HCAHPS provides healthcare consumers with information that is much easier to understand and relate to than clinical information and allows consumers to make an informed choice of an inpatient provider. It allows them to see patient satisfaction data from up to three hospitals that they choose to compare. It provides further comparisons with state and national data. For instance, the data show the percentage associated with nurses who “always,” “usually,” or “sometimes/never” communicated well. The communication composite is taken from these survey questions: “During this hospital stay, how often did nurses treat you with courtesy and respect?” “During this hospital stay, how often did nurses listen carefully to you?” and “During this hospital stay, how often did nurses explain things in a way you could understand?”8
 
In addition to healthcare consumers, there is a less obvious user: the media. It’s one thing for a relatively small number of people to see a hospital’s data and another to have the data in the local media. This wider audience is another incentive for nurses to be aware of HCAHPS and work to improve patient satisfaction scores.
 
While at least initially, patient satisfaction scores may not be something that some hospitals want to advertise, many hospitals have promoted their scores on their websites. Patient satisfaction scores that significantly exceed state and national values can’t help but give a visitor to the website (a prospective patient) a good feeling about the hospital.
 
As mentioned, the value based purchasing program will probably result in HCAHPS scores having a considerable impact on the hospital’s financial bottom line.
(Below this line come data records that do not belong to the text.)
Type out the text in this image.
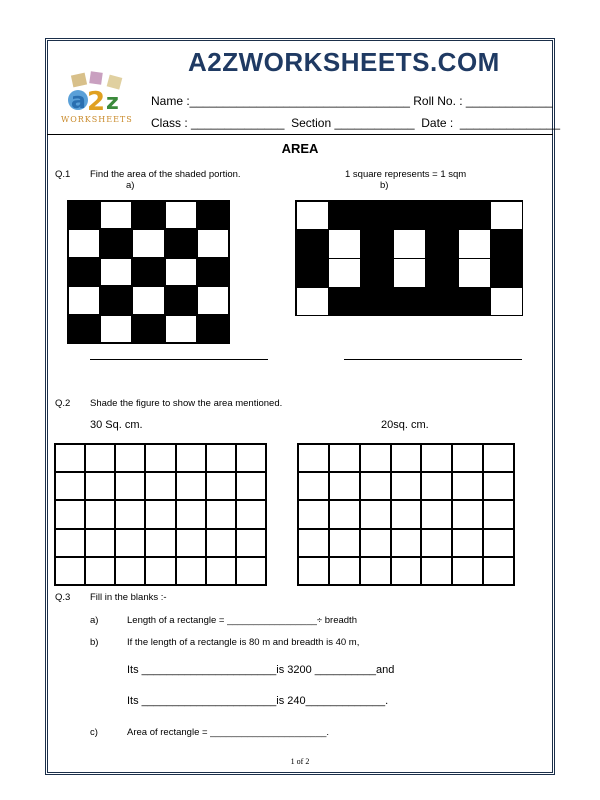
A2ZWORKSHEETS.COM
a 2 z
WORKSHEETS
Name :_________________________________ Roll No. : _____________
Class : ______________  Section ____________  Date :  _______________
AREA
Q.1 Find the area of the shaded portion.	1 square represents = 1 sqm
a)	b)
Q.2 Shade the figure to show the area mentioned.
30 Sq. cm.	20sq. cm.
Q.3 Fill in the blanks :-
a)	Length of a rectangle = _________________÷ breadth
b)	If the length of a rectangle is 80 m and breadth is 40 m,
Its ______________________is 3200 __________and
Its ______________________is 240_____________.
c)	Area of rectangle = ______________________.
1 of 2
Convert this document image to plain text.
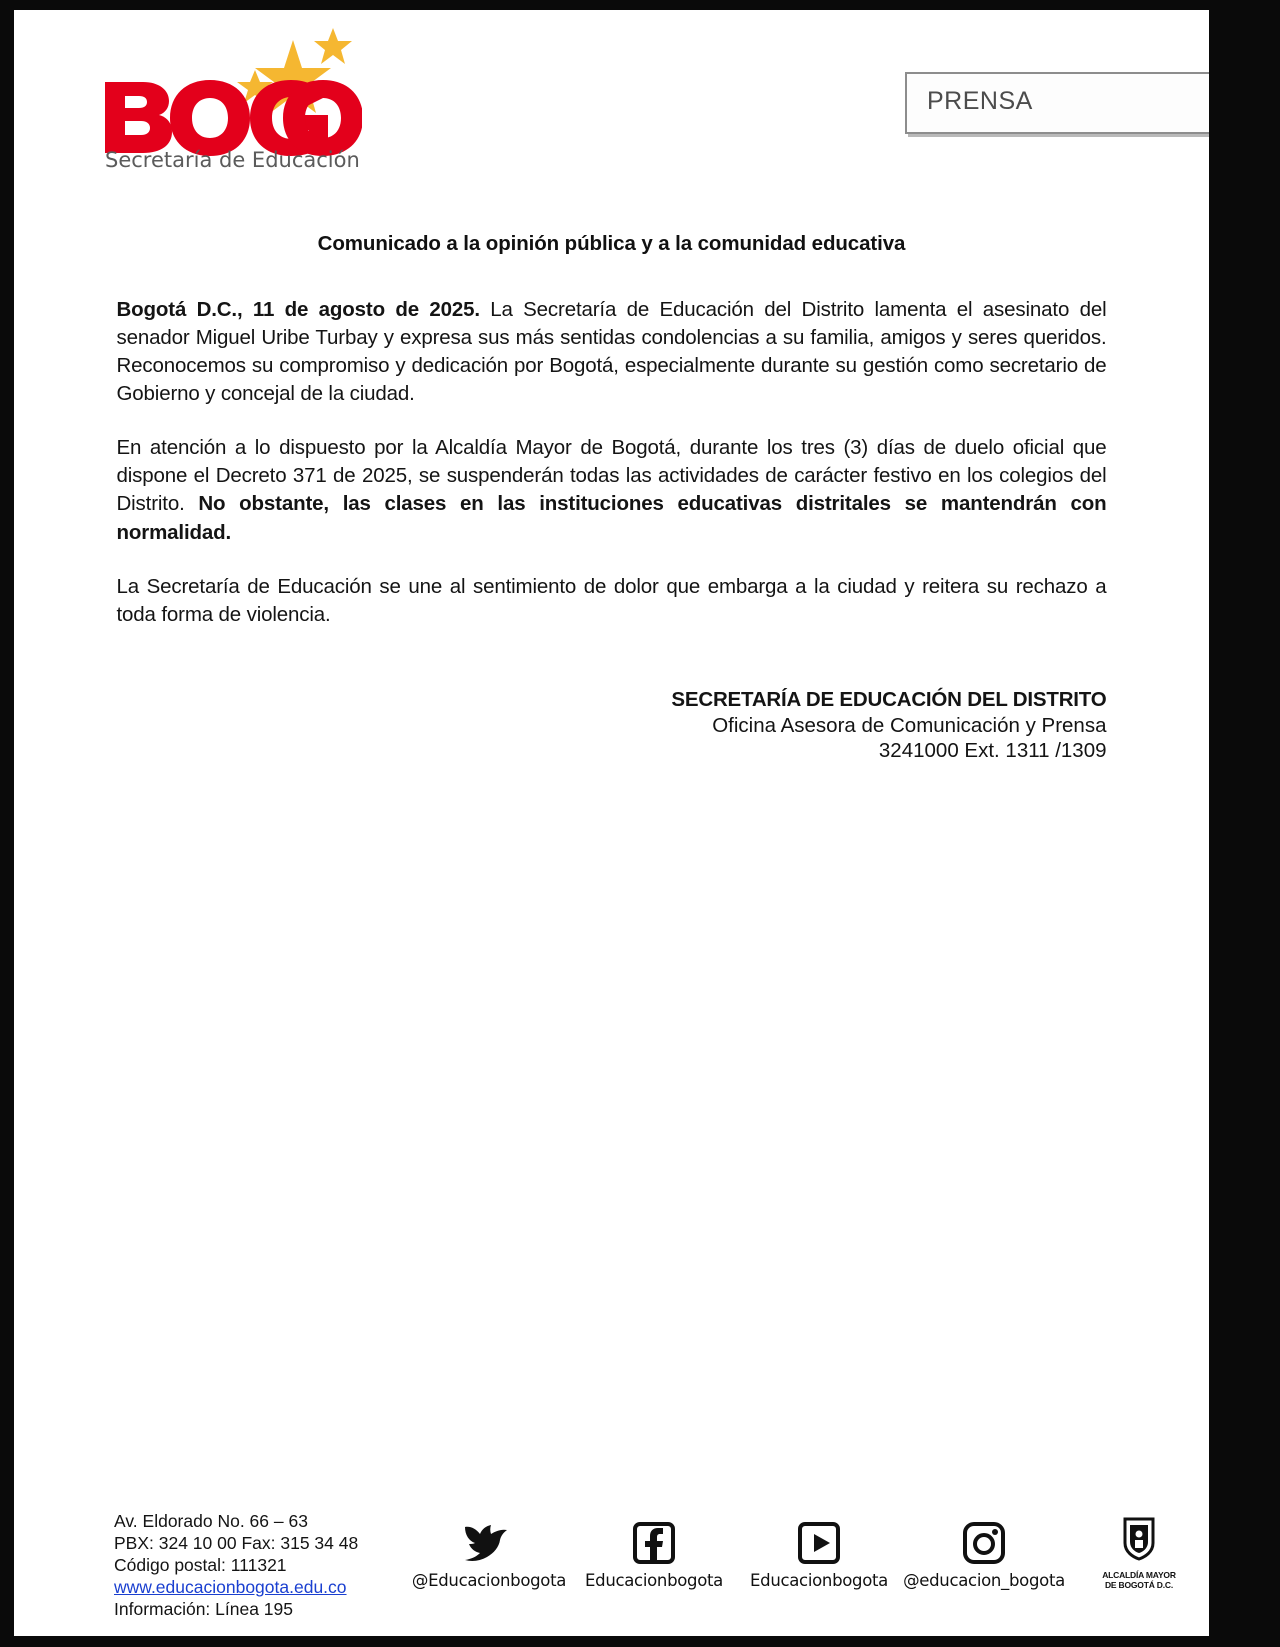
Secretaría de Educación
PRENSA
Comunicado a la opinión pública y a la comunidad educativa

Bogotá D.C., 11 de agosto de 2025. La Secretaría de Educación del Distrito lamenta el asesinato del senador Miguel Uribe Turbay y expresa sus más sentidas condolencias a su familia, amigos y seres queridos. Reconocemos su compromiso y dedicación por Bogotá, especialmente durante su gestión como secretario de Gobierno y concejal de la ciudad.

En atención a lo dispuesto por la Alcaldía Mayor de Bogotá, durante los tres (3) días de duelo oficial que dispone el Decreto 371 de 2025, se suspenderán todas las actividades de carácter festivo en los colegios del Distrito. No obstante, las clases en las instituciones educativas distritales se mantendrán con normalidad.

La Secretaría de Educación se une al sentimiento de dolor que embarga a la ciudad y reitera su rechazo a toda forma de violencia.

SECRETARÍA DE EDUCACIÓN DEL DISTRITO
Oficina Asesora de Comunicación y Prensa
3241000 Ext. 1311 /1309
Av. Eldorado No. 66 – 63
PBX: 324 10 00 Fax: 315 34 48
Código postal: 111321
www.educacionbogota.edu.co
Información: Línea 195
@Educacionbogota Educacionbogota Educacionbogota @educacion_bogota	ALCALDÍA MAYOR
DE BOGOTÁ D.C.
The financial incentive for hospitals is to score at least well enough to be reimbursed for the money they contributed to the CMS “pot.” Hospitals scoring at a higher level would receive more than they contributed; those hospitals doing poorly would receive less - or perhaps none - of the money they paid into the “pot.” Depending on the size of a hospital’s budget, the possible cost to the institution is not insignificant. CMS will pay back to hospitals all the monies collected. None will stay in the CMS coffers.2
 
Patient satisfaction surveys do not show a hospital’s morbidity or mortality rate, nor will they show the advanced technology offered or the hospital’s high level of medical and surgical skill. These are some of the reasons that patient satisfaction has not been factored in to the rankings of U.S. News & World Report’s America’s Best Hospitals. To put it on a more personal level, a patient may certainly know when a physician is not communicating well, but the patient probably doesn’t understand the importance of reducing ventilator-associated pneumonia or bloodstream infections.7 While HCAHPS should be an important part of overall quality improvement efforts, it must be accompanied by a multitude of other measures, analyses, audits, reviews and studies.